三十 太陽の黒い場所
今回短めです。
吹き付けてくる風が重い。空気が湿っているとかじゃなくて、物理的な重さが先程までいた場所とは違う。多分、空気中に含まれる魔力の種類が異なるのだ。多分じゃなくて、それが真実だったはず。テニーチェだとあまり詳しいことまでは分かんないけど、さっきまでの空間と今いる空間にある魔力が別物だってことは頭の隅っこが覚えていた。
そういえば、と思い返す。一番最初にあっちへ行った時は、逆に吹き付けてくる風が軽すぎて驚いてたなぁ、なんて。
とにもかくにも、目的の場所には無事行き着くことが出来たようだ。
テニーチェは左手首につけた腕時計のアラームを確認する。日付まで指定しちゃえる高機能なアラームは、しっかりと三日後と五日後に音とバイブで知らせてくれるように設定してあった。これは強化合宿で国から支給されたGPS付きのものではない。まぁ、国から支給されていることには変わりないけど。
おそらく、採取の為に行動を始めたら、時の流れなんて忘れちゃうと思うから。しっかりと任務を成し遂げるという点で、三日後と五日後のアラームは大事すぎる生命線となっている。なんたって、ここらにも太陽はあるけど、なんか黒いのだ。屋内に居ようもんなら、ガチで今何時かが分からなくなる。そして、採取対象であるエクスファラン草は屋内に這えている。栽培している、の方が正しいのかもしれないが。
おそらくは、とテニーチェは考える。これから毎年、エクスファラン草を採りに来ることになる。今まではほとんど自分に関係の無かったこと故に栽培所にはそうそう触れてこなかったが、今後の為にもある程度は作業としての効率化を図れるようにしておくべきだろう。
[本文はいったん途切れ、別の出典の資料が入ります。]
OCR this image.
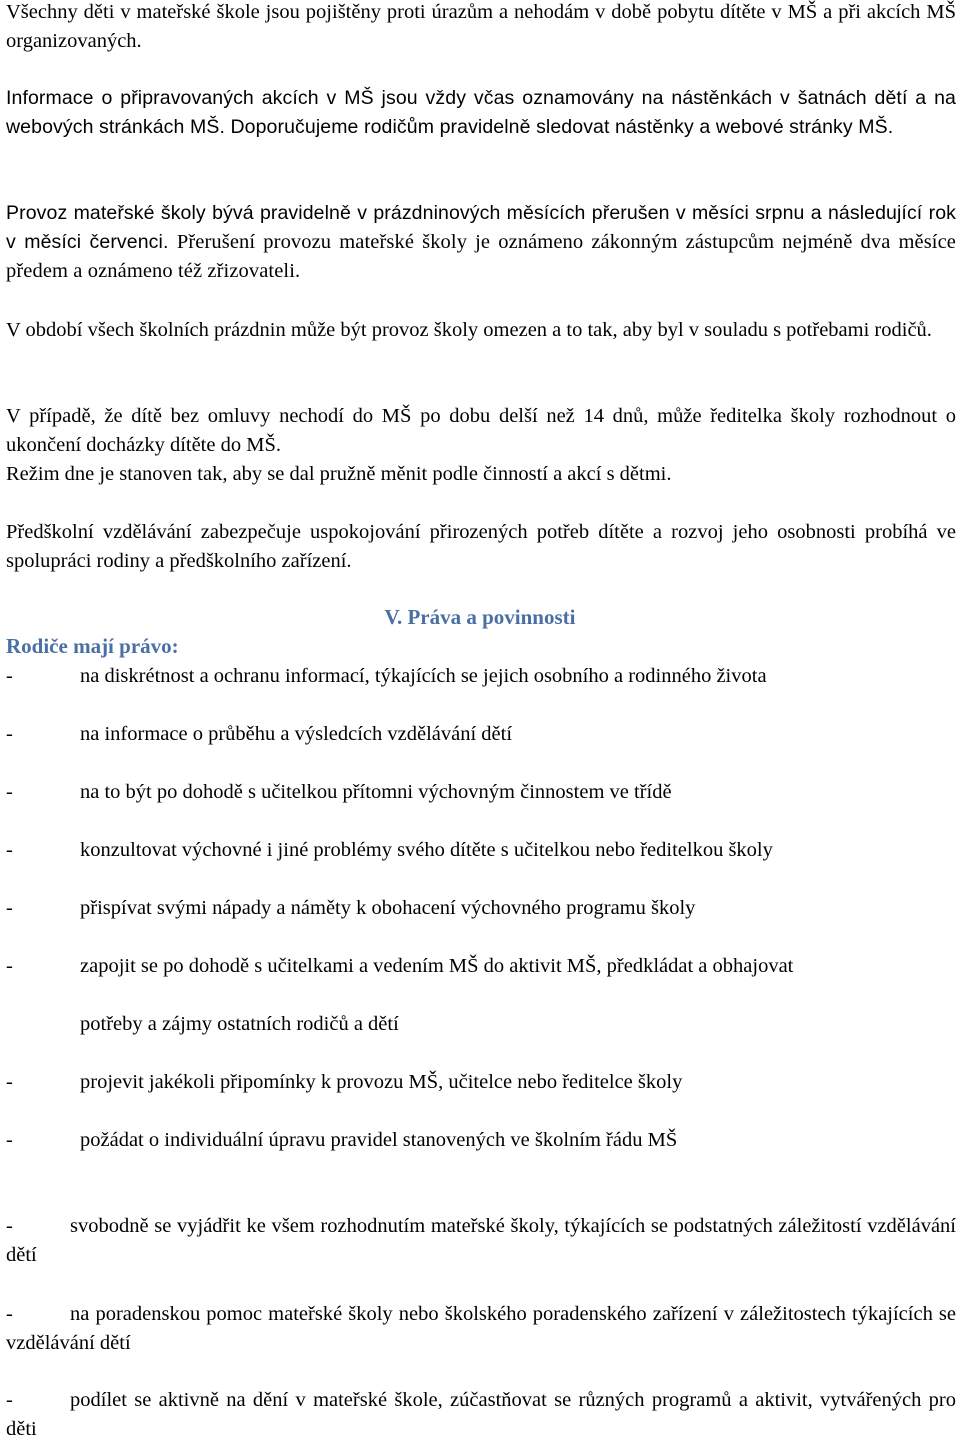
Všechny děti v mateřské škole jsou pojištěny proti úrazům a nehodám v době pobytu dítěte v MŠ a při akcích MŠ organizovaných.

Informace o připravovaných akcích v MŠ jsou vždy včas oznamovány na nástěnkách v šatnách dětí a na webových stránkách MŠ. Doporučujeme rodičům pravidelně sledovat nástěnky a webové stránky MŠ.

Provoz mateřské školy bývá pravidelně v prázdninových měsících přerušen v měsíci srpnu a následující rok v měsíci červenci. Přerušení provozu mateřské školy je oznámeno zákonným zástupcům nejméně dva měsíce předem a oznámeno též zřizovateli.

V období všech školních prázdnin může být provoz školy omezen a to tak, aby byl v souladu s potřebami rodičů.

V případě, že dítě bez omluvy nechodí do MŠ po dobu delší než 14 dnů, může ředitelka školy rozhodnout o ukončení docházky dítěte do MŠ.

Režim dne je stanoven tak, aby se dal pružně měnit podle činností a akcí s dětmi.

Předškolní vzdělávání zabezpečuje uspokojování přirozených potřeb dítěte a rozvoj jeho osobnosti probíhá ve spolupráci rodiny a předškolního zařízení.

V. Práva a povinnosti
Rodiče mají právo:
-	na diskrétnost a ochranu informací, týkajících se jejich osobního a rodinného života
-	na informace o průběhu a výsledcích vzdělávání dětí
-	na to být po dohodě s učitelkou přítomni výchovným činnostem ve třídě
-	konzultovat výchovné i jiné problémy svého dítěte s učitelkou nebo ředitelkou školy
-	přispívat svými nápady a náměty k obohacení výchovného programu školy
-	zapojit se po dohodě s učitelkami a vedením MŠ do aktivit MŠ, předkládat a obhajovat

potřeby a zájmy ostatních rodičů a dětí

-	projevit jakékoli připomínky k provozu MŠ, učitelce nebo ředitelce školy
-	požádat o individuální úpravu pravidel stanovených ve školním řádu MŠ
-	svobodně se vyjádřit ke všem rozhodnutím mateřské školy, týkajících se podstatných záležitostí vzdělávání dětí
-	na poradenskou pomoc mateřské školy nebo školského poradenského zařízení v záležitostech týkajících se vzdělávání dětí
-	podílet se aktivně na dění v mateřské škole, zúčastňovat se různých programů a aktivit, vytvářených pro děti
正規の栽培人が出来ればまた交易でかの女々しい国王陛下の元に届けられるようになるが、その場合――なんて未来のことにまで思考が及びそうになったのを、頭を振るって止めた。
とりあえずは、三日、多く取れても五日以内にエクスファラン草を回収し、あっちへ戻らないといけない。三日でどうにかなるとは思うが、いかんせん正面からまともに入るのは久しぶりなもので、あんまり悠長にしている暇はない。
魔力はここに来るまでに使った転移の魔道分減っている以外、変わったことは特にない。むしろ魔道の使い勝手的にはあっちよりも良いかもしれない。まだこっちでの発動を試したことがないから、言い切ることは出来ないが。
エクスファラン草を、一束。本数では、十二本。
交易の時と同じ量だ。
テニーチェはぐっと、大きな伸びをする。
第七王宮魔道師団の長に就任して以来、初めての単独任務が開始を告げようとしていた。